そのためベッドマットのサイズを測り、同じ幅と長さで簀の子を注文した。その上へ大きなマットを置いたので、レオンなら自力で上り下りできる高さだった。
ちなみに、貴族家のお子様達がどうしているのかと思ったら……小さな階段を用意するらしい。踏み台と呼びたくなる、三段くらいのやつよ。木製だったり布張りだったり、種類はいくつかあるみたい。
これを見たときの感想は「ペット用品で見たことあるわ」だった。シニアの犬猫用だったかしら? 子猫や子犬にも使うと書いてあったし、足の短い種も使うと思うけれど。子供用と言われれば、そうねと頷く仕上がりの製品だった。
「きょーしょーだ!」
レオンが手を離して走っていく。競争? ラルフはわざと出遅れた。ローズが手を離さないからよ。一緒に走ったローズは、端にあるクッションを踏み台代わりに飛びついた。足がじたばたしているのを、ラルフが押し上げる。その間にベッドへ乗ったレオンが、上からローズを引っ張った。
「がんばれ!」
「あとちょっと!」
兄達の声掛けに、ローズが仰け反った。そのまま横に転がって、何とかベッドに乗る。微笑んで近づき、上手に出来たと褒めながら靴を脱がせた。この部屋は絨毯で遊ぶことはないから、他の部屋と同じで靴を履いたまま入室する。
レオンは飛び乗る前に靴を脱いでいたし、ラルフはいつの間にか靴を揃えていた。
「さあ、お昼寝よ。絵本を読むわ」
今日の絵本はウサギが主人公だった。他のウサギは茶色くて、夏の茂みに隠れても目立たない。でも一匹だけ白いウサギがいたの。彼女だけ隠れても見えてしまう。大きな獣に襲われそうになったり、逃げる仲間の中で一匹だけ狙われたり。大変な思いをした白ウサギは、冬まで無事に逃げ切った。

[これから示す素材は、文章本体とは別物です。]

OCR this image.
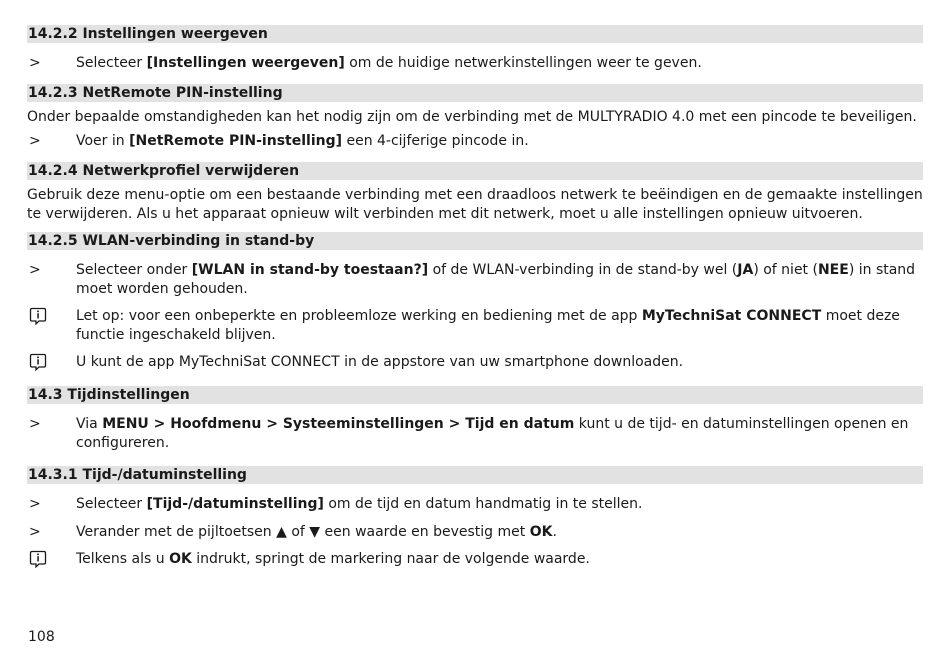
14.2.2 Instellingen weergeven
>	Selecteer [Instellingen weergeven] om de huidige netwerkinstellingen weer te geven.
14.2.3 NetRemote PIN-instelling
Onder bepaalde omstandigheden kan het nodig zijn om de verbinding met de MULTYRADIO 4.0 met een pincode te beveiligen.
>	Voer in [NetRemote PIN-instelling] een 4-cijferige pincode in.
14.2.4 Netwerkprofiel verwijderen
Gebruik deze menu-optie om een bestaande verbinding met een draadloos netwerk te beëindigen en de gemaakte instellingen te verwijderen. Als u het apparaat opnieuw wilt verbinden met dit netwerk, moet u alle instellingen opnieuw uitvoeren.
14.2.5 WLAN-verbinding in stand-by
>	Selecteer onder [WLAN in stand-by toestaan?] of de WLAN-verbinding in de stand-by wel (JA) of niet (NEE) in stand moet worden gehouden.
Let op: voor een onbeperkte en probleemloze werking en bediening met de app MyTechniSat CONNECT moet deze functie ingeschakeld blijven.
U kunt de app MyTechniSat CONNECT in de appstore van uw smartphone downloaden.
14.3 Tijdinstellingen
>	Via MENU > Hoofdmenu > Systeeminstellingen > Tijd en datum kunt u de tijd- en datuminstellingen openen en configureren.
14.3.1 Tijd-/datuminstelling
>	Selecteer [Tijd-/datuminstelling] om de tijd en datum handmatig in te stellen.
>	Verander met de pijltoetsen ▲ of ▼ een waarde en bevestig met OK.
Telkens als u OK indrukt, springt de markering naar de volgende waarde.
108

ページをめくれば、一面の雪化粧。そのページの中に白ウサギがいるらしい。小さな字で「探してみましょう」と書かれていた。三人で覗き込み、指を差したのはレオンだ。ローズはその場所を食い入るように見つめたけれど、わからないみたい。個性が出るわね。
物語のラストは、雪で白くなった風景に溶け込んだウサギ達だった。仲間が冬毛の白に代わり、一匹の白ウサギは目立たなくなった。きっと描かれなかった春には、皆と同じ茶色の毛皮を手に入れるでしょう。そう締め括った。物語はハッピーエンドではなくちゃね!
レオンは笑顔で大喜びして拍手し、ローズは真っ赤になって興奮している。絵本で騒いだら眠れないんじゃないかしら? 心配だわ。寝かしつけの絵本選びに失敗したみたい。